Eh ! Parait que t'es dispo ? J'peux tenter le coup ?

On s'pose rendez-vous bientôt ?

Vas-y, on baise !

Jusqu'où iraient-ils, ces hommes blessés, elle comprit qu'ils l'emporteraient avec eux et qu'elle n'aurait d'autre option que de subir et dans sa propre intrigue se faire victime…

Yo, Gaby ! Tu suces ?

Combien d'fois tu l'as cocufié, l'autre con ?

Où t'es encore allée trainer ton sale cul ?

… car si fort qu'elle eut voulu les combattre, Gabrielle s'avouait impuissante. Seule, elle se savait faible, damnée.

OH J'TE PARLE, GROSSE SALOPE !

Seule. Jamais ne saurait-elle se mesurer à si féroces troupes ennemies.

— Qu'est-ce qu'il te voulait ?

Des troupes d'un autre monde, forces par trop insidieuses pour les affronter toutes.

La question, presqu'autant que l'apparition inattendue de Matthieu, lui fit grimper dans la gorge un gémissement, qu'elle contint à grand-peine.

— Rien, dit-elle sans le regarder. Juste parler un peu.

Ces forces telluriques, elle les sentait fondre sur elle. Se rapprocher, à chaque seconde.

À son tour, Matthieu analysa le quadrillage de la voie pavée, qu'il remonta avec force concentration, les paupières plissées, comme s'il eut cherché à pister Antoine.

— Je n'aime pas ça du tout, grogna-t-il. On peut pas lui faire confiance.

Son attention retournée à Gabrielle, qui ne daignait toujours pas lui faire face, il s'enquit d'un geste docile, lui prit la main dont il caressa la peau du bord de son pouce.

— T'inquiète pas : je suis là pour veiller sur toi.

Jamais ses pensées décousues n'auraient donné naissance à une déclaration concrète, aussi Gabrielle retint l'incohérence de sa langue en la mordant. En place d'une réplique emmêlée, et dans un geste qu'elle estima aussi disert, elle dégagea sa main avec un empressement irrité. Devant l'expression interloquée de Matthieu, elle s'efforça de délayer une réponse intelligible, quoiqu'en-deçà de son ressenti réel :

— Excuse-moi, mais je me sens mal. Je préfère rentrer chez moi au plus vite, me reposer.

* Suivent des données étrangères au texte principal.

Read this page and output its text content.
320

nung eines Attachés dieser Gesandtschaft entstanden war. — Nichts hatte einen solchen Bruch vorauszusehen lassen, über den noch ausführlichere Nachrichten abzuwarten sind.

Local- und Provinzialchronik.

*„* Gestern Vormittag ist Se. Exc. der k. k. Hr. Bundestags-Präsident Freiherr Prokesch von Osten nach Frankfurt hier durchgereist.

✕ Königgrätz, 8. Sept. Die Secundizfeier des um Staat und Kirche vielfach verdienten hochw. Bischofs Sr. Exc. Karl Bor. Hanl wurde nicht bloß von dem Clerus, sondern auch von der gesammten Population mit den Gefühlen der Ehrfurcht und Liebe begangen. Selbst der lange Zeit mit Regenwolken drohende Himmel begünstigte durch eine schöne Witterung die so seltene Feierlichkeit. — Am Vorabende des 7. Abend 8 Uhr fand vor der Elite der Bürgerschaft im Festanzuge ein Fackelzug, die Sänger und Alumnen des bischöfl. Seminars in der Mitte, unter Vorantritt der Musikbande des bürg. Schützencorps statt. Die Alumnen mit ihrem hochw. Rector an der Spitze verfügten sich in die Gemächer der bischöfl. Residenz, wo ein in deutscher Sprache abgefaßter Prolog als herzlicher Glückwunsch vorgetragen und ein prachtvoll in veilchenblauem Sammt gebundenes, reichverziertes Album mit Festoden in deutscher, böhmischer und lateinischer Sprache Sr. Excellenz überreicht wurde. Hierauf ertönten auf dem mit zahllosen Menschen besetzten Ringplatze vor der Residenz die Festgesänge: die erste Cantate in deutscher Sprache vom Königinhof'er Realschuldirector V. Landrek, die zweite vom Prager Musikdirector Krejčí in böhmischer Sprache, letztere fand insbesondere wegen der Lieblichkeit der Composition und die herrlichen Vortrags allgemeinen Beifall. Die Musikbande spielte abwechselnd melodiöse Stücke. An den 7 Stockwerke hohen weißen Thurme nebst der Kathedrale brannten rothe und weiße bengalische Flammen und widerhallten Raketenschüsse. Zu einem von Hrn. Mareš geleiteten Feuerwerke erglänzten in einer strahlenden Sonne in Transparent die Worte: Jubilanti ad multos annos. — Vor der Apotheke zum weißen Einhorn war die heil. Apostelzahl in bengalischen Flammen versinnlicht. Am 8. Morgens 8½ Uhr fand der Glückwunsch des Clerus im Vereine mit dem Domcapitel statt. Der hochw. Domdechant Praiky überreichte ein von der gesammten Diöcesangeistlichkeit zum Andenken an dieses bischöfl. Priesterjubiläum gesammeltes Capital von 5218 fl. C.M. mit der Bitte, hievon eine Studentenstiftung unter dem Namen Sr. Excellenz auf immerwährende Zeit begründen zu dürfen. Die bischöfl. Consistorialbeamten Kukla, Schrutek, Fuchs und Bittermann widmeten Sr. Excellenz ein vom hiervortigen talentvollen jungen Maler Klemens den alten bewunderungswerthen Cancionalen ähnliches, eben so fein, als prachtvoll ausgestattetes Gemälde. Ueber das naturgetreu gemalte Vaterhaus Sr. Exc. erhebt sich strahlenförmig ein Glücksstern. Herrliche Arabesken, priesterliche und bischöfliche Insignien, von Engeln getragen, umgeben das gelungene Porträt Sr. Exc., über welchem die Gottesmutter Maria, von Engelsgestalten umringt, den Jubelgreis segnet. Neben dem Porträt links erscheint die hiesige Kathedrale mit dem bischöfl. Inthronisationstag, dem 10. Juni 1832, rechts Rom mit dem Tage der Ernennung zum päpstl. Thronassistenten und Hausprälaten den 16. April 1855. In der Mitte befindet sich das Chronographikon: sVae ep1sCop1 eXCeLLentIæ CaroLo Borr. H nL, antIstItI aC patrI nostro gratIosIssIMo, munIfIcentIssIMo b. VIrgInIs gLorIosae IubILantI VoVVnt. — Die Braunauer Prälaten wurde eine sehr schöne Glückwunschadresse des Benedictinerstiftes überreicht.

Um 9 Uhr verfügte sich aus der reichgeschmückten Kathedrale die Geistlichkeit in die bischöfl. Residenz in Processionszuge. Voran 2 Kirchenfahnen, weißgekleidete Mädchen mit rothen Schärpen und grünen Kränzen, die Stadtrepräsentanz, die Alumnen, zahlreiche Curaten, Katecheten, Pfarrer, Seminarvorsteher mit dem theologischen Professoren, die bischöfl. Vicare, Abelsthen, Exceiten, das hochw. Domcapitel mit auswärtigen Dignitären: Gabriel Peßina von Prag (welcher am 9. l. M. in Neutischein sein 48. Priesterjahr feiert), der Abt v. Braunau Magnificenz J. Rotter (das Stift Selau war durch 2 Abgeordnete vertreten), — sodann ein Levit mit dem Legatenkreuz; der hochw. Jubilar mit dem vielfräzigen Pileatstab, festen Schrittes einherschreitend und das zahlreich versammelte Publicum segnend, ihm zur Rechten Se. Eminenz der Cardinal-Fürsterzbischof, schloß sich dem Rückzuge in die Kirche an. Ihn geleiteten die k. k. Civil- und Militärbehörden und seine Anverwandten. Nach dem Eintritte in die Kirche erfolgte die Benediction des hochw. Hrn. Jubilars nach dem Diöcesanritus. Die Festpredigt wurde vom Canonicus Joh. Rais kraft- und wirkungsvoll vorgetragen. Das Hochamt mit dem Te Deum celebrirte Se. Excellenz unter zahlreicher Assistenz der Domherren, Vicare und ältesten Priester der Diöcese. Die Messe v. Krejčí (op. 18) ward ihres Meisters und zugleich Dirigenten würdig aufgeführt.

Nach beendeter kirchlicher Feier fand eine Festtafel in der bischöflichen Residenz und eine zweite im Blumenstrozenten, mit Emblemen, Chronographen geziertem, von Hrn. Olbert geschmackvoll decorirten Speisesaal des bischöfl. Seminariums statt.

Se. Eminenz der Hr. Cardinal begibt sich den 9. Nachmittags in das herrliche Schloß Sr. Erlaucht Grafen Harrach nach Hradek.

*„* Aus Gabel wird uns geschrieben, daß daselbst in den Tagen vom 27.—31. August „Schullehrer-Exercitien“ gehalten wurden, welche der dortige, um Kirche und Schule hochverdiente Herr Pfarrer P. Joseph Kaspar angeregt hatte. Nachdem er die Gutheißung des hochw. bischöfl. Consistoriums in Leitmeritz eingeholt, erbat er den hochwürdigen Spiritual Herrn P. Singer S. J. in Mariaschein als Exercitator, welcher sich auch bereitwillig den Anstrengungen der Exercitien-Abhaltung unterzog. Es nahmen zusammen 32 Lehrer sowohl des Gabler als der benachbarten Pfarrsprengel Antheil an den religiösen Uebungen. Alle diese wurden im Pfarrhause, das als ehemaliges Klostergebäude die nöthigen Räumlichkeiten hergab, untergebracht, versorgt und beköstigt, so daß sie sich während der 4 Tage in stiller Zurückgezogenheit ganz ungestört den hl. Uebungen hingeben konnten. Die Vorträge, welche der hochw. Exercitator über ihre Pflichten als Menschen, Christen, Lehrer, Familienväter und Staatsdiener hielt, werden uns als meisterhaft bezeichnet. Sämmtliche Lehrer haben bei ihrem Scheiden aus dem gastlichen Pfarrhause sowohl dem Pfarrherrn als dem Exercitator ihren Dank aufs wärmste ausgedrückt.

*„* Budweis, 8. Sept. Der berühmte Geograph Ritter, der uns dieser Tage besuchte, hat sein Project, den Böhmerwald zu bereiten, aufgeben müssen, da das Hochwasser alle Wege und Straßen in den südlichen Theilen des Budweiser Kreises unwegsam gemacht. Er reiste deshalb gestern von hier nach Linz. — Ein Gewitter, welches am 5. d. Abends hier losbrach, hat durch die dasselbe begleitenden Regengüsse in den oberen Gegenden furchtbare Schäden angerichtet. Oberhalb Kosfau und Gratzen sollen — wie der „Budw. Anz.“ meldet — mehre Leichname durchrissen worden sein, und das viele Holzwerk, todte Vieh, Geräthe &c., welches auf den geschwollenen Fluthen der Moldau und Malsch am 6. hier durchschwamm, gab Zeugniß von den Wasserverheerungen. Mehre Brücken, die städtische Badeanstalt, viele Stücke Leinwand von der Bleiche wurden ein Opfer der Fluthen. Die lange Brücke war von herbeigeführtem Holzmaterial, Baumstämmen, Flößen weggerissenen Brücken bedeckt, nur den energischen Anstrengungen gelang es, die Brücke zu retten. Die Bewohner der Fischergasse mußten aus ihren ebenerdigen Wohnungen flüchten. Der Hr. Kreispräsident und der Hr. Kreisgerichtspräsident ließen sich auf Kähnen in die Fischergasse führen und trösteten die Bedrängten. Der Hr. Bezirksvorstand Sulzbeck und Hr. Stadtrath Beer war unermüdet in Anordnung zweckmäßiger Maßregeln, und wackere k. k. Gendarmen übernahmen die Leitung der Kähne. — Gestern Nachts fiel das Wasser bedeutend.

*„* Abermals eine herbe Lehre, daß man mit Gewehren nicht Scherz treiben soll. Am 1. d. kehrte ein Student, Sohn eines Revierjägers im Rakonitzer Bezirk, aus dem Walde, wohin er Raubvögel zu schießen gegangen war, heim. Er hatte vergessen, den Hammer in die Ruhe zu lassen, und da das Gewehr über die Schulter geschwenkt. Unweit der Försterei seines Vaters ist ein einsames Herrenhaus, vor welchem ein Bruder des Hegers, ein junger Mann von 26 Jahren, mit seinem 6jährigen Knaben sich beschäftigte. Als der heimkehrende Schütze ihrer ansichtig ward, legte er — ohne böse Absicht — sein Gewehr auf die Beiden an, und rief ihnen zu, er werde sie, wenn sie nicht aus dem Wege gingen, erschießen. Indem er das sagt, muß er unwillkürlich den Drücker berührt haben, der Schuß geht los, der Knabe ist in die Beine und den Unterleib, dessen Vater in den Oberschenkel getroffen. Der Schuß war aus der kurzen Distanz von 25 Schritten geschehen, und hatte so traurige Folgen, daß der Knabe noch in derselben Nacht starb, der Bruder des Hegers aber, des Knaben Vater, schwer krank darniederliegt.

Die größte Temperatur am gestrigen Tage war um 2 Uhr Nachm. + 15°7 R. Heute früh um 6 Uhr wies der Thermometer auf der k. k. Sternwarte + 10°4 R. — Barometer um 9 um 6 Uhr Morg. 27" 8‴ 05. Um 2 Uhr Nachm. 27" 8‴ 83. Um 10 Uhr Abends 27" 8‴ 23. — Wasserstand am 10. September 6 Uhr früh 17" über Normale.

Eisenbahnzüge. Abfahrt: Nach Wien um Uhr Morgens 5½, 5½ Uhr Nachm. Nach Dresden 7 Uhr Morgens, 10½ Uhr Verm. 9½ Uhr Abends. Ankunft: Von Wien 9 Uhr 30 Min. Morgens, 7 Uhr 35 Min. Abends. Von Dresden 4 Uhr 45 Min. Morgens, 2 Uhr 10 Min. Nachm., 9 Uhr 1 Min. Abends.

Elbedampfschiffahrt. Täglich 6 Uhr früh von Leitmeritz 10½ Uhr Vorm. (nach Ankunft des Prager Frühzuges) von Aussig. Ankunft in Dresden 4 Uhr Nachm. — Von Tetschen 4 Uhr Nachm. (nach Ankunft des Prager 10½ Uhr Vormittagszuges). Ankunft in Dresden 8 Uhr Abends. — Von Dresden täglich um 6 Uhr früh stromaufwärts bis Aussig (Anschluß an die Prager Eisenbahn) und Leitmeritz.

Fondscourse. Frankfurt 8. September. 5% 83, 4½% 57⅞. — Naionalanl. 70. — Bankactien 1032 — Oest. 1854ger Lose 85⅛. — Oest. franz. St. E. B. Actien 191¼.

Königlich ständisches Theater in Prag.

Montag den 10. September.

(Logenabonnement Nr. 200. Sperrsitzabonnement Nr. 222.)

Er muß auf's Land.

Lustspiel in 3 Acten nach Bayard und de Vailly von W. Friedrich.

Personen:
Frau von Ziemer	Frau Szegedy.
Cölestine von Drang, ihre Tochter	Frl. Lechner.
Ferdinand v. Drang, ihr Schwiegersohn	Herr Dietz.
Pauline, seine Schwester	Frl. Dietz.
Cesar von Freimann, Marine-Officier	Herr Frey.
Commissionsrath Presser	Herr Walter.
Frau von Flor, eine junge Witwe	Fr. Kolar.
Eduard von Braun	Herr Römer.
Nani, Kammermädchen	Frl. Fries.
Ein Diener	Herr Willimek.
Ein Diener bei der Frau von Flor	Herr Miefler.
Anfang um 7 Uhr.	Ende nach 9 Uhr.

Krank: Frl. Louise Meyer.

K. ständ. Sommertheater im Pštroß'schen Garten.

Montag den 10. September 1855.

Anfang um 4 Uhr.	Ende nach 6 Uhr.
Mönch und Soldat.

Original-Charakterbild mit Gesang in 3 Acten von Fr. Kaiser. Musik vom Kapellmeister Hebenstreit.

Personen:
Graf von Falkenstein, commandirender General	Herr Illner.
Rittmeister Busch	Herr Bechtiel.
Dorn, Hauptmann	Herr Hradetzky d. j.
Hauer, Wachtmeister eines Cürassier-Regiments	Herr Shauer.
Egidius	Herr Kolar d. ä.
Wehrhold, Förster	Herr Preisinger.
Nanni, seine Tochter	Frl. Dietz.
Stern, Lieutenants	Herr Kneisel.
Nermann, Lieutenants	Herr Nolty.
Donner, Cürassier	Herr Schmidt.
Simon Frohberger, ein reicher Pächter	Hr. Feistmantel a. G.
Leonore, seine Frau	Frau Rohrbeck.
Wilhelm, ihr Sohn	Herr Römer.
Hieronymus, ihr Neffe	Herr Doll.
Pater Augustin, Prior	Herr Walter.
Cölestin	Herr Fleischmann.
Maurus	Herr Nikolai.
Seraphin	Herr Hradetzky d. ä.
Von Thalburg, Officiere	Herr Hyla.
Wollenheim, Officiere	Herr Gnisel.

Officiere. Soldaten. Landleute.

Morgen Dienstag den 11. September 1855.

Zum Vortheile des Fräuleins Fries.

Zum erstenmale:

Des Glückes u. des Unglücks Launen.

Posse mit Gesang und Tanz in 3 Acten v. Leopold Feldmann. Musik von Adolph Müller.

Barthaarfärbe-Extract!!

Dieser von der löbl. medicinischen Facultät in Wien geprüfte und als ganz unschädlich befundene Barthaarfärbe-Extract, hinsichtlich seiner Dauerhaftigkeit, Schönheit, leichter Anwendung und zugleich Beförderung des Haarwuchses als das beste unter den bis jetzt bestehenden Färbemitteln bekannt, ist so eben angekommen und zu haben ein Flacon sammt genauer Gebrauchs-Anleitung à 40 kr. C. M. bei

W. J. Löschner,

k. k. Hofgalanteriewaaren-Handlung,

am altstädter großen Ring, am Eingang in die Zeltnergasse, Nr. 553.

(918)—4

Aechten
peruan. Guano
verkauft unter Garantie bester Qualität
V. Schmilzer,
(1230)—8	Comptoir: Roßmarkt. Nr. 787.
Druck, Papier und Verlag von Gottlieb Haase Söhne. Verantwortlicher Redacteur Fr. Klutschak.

— Tu ne veux pas que je t'accompagne ?

Sur l'épiderme échauffé de sa main, la sensation d'une brûlure se réveilla, morsure discrète que Gabrielle interpréta comme le signal d'attaque de tous les démons ligués contre elle. Ces démons quittaient leurs terres impies, vers elle orientaient leur fureur et malédiction.

— Je vais manquer la navette, si je traine encore… et je ne me sens pas d'attaque pour trente minutes de marche à travers bois.

— Justement, Julien peut nous ramener tous les deux sur Notre Dame avec sa caisse, ça ira même plus vite que le bus. Tu es certaine que tu ne préfères pas ?

La précipitation avec laquelle elle s'élança sur l'agglomérat de pierres concassées le confirma avec plus de conviction qu'en aurait insufflé tout son vocabulaire franco-italien.
Une retraite muette qui ne découragea pas Matthieu, loin s'en fallait.